Pervaso da un senso di morte che traspare fin dalle prime convulse e bellissime inquadrature, di cui si è detto sopra, il film racconta gli ultimi giorni del passaggio di un pianeta attraverso il sistema solare, prima che questo incroci la traiettoria dell’orbita terrestre. Melancholia però, questo il nome del pianeta, non è semplicemente un corpo celeste che rischia di collidere con la Terra; è anche il simbolo di una forza oscura e misteriosa e, al tempo stesso, della morbosa e crescente attrazione che questa esercita (emblematica, al riguardo, la scena in cui Justine si allontana da casa, di notte, per stendersi nuda su un dosso e “nutrirsi” della luce di Melancholia), la reificazione, per un verso, del senso di oppressione che affligge Justine e, per l’altro, delle angosce dell’intero genere umano. Melancholia è insomma la rappresentazione icastica di quell’insondabile condizione dell’essere verso la quale siamo inesorabilmente spinti(/attratti) da una forza incontrollabile (come può esserlo un pianeta che ne incrocia un altro lungo la traiettoria della propria orbita), che sappiamo poterci distruggere (si calcola che il pianeta azzurro si limiterà a sfiorare la Terra; infinite variabili rendono però incerto qualsiasi calcolo), ma verso cui ci lasciamo trascinare senza opporre resistenza: Justine, abbiamo detto prima, sembra “nutrirsi” dell’energia di Melancholia, pare averne una sorta di bisogno primario ed ineludibile; ebbene, è proprio quando il pianeta più si avvicina che lei recupera la propria forza interiore e diventa paradossalmente punto di riferimento della sorella e del nipote che fino a qualche giorno prima cercavano di alleviarne la depressione.
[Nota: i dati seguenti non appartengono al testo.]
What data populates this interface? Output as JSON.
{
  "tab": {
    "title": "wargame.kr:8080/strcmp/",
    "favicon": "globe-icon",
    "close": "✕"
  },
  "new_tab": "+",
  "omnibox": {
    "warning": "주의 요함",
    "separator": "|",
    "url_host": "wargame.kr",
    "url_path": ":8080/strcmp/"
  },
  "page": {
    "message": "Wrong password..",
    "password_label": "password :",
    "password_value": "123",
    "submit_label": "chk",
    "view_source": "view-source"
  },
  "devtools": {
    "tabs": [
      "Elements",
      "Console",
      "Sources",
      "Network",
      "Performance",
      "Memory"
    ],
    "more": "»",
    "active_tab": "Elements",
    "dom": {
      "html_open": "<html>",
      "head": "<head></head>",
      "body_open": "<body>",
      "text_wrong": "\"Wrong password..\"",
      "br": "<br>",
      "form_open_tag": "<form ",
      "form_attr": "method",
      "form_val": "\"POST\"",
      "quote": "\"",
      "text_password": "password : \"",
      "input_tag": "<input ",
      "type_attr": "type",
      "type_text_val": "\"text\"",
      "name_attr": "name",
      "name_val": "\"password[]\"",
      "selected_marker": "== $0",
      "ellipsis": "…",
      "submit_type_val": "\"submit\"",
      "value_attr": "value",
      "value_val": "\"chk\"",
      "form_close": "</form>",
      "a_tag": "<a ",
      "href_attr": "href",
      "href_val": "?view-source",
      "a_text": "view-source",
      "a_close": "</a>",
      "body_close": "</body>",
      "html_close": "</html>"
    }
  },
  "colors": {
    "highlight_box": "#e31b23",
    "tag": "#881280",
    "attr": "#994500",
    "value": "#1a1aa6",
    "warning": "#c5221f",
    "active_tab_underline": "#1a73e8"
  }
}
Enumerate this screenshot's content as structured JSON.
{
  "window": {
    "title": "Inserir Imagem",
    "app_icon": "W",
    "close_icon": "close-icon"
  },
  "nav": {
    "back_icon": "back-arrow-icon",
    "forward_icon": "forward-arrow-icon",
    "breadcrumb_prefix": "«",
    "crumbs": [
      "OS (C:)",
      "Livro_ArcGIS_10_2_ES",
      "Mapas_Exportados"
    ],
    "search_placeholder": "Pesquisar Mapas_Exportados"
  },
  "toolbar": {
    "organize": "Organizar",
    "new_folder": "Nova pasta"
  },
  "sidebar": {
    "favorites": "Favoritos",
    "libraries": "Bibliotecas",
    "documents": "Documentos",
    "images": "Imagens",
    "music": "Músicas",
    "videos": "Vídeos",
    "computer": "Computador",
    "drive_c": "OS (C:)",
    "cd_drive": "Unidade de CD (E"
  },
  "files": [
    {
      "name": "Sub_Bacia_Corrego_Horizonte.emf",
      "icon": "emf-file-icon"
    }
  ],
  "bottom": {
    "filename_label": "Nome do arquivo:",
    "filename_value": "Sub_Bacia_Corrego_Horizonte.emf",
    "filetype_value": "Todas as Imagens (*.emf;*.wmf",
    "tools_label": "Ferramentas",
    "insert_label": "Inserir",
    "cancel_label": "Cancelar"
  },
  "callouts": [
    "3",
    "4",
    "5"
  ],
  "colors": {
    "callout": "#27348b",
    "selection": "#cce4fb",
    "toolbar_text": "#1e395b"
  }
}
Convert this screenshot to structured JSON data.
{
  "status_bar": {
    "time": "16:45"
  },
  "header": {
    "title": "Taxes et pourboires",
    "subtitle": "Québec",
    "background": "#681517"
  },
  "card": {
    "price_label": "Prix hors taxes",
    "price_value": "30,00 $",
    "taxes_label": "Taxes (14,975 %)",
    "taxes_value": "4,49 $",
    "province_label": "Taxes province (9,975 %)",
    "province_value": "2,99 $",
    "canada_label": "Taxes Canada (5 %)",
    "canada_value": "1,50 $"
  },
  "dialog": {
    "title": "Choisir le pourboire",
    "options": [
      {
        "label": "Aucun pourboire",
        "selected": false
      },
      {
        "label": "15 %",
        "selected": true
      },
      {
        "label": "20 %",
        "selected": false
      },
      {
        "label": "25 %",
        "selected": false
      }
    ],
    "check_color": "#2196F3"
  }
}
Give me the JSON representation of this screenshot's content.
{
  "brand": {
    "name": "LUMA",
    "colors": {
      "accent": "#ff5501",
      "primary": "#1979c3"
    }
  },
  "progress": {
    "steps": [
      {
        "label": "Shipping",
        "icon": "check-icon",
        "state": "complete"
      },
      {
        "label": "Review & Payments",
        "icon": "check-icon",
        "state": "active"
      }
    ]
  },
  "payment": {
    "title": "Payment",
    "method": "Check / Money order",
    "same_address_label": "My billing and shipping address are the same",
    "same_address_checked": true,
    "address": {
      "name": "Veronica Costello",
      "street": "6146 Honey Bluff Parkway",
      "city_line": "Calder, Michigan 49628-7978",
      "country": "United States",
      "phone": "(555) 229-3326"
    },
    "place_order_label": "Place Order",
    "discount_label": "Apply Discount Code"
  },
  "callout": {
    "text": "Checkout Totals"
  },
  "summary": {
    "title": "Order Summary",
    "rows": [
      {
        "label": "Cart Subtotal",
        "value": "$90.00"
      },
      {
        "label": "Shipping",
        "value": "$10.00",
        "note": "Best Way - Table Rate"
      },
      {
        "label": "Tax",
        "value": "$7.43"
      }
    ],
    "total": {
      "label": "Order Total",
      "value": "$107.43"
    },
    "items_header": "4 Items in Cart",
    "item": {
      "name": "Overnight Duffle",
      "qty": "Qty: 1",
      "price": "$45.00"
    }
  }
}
In una sorta di danza macabra che prende avvio dall’incubo iniziale di Justine, imprigionata nel suo abito da sposa da radici che le impediscono di avanzare, il film, costantemente in bilico tra psicanalisi e catastrofismo, potenza delle immagini ed intenso lirismo, procede senza intoppi in un crescendo di tensione e drammaticità verso un finale tragico e sublime.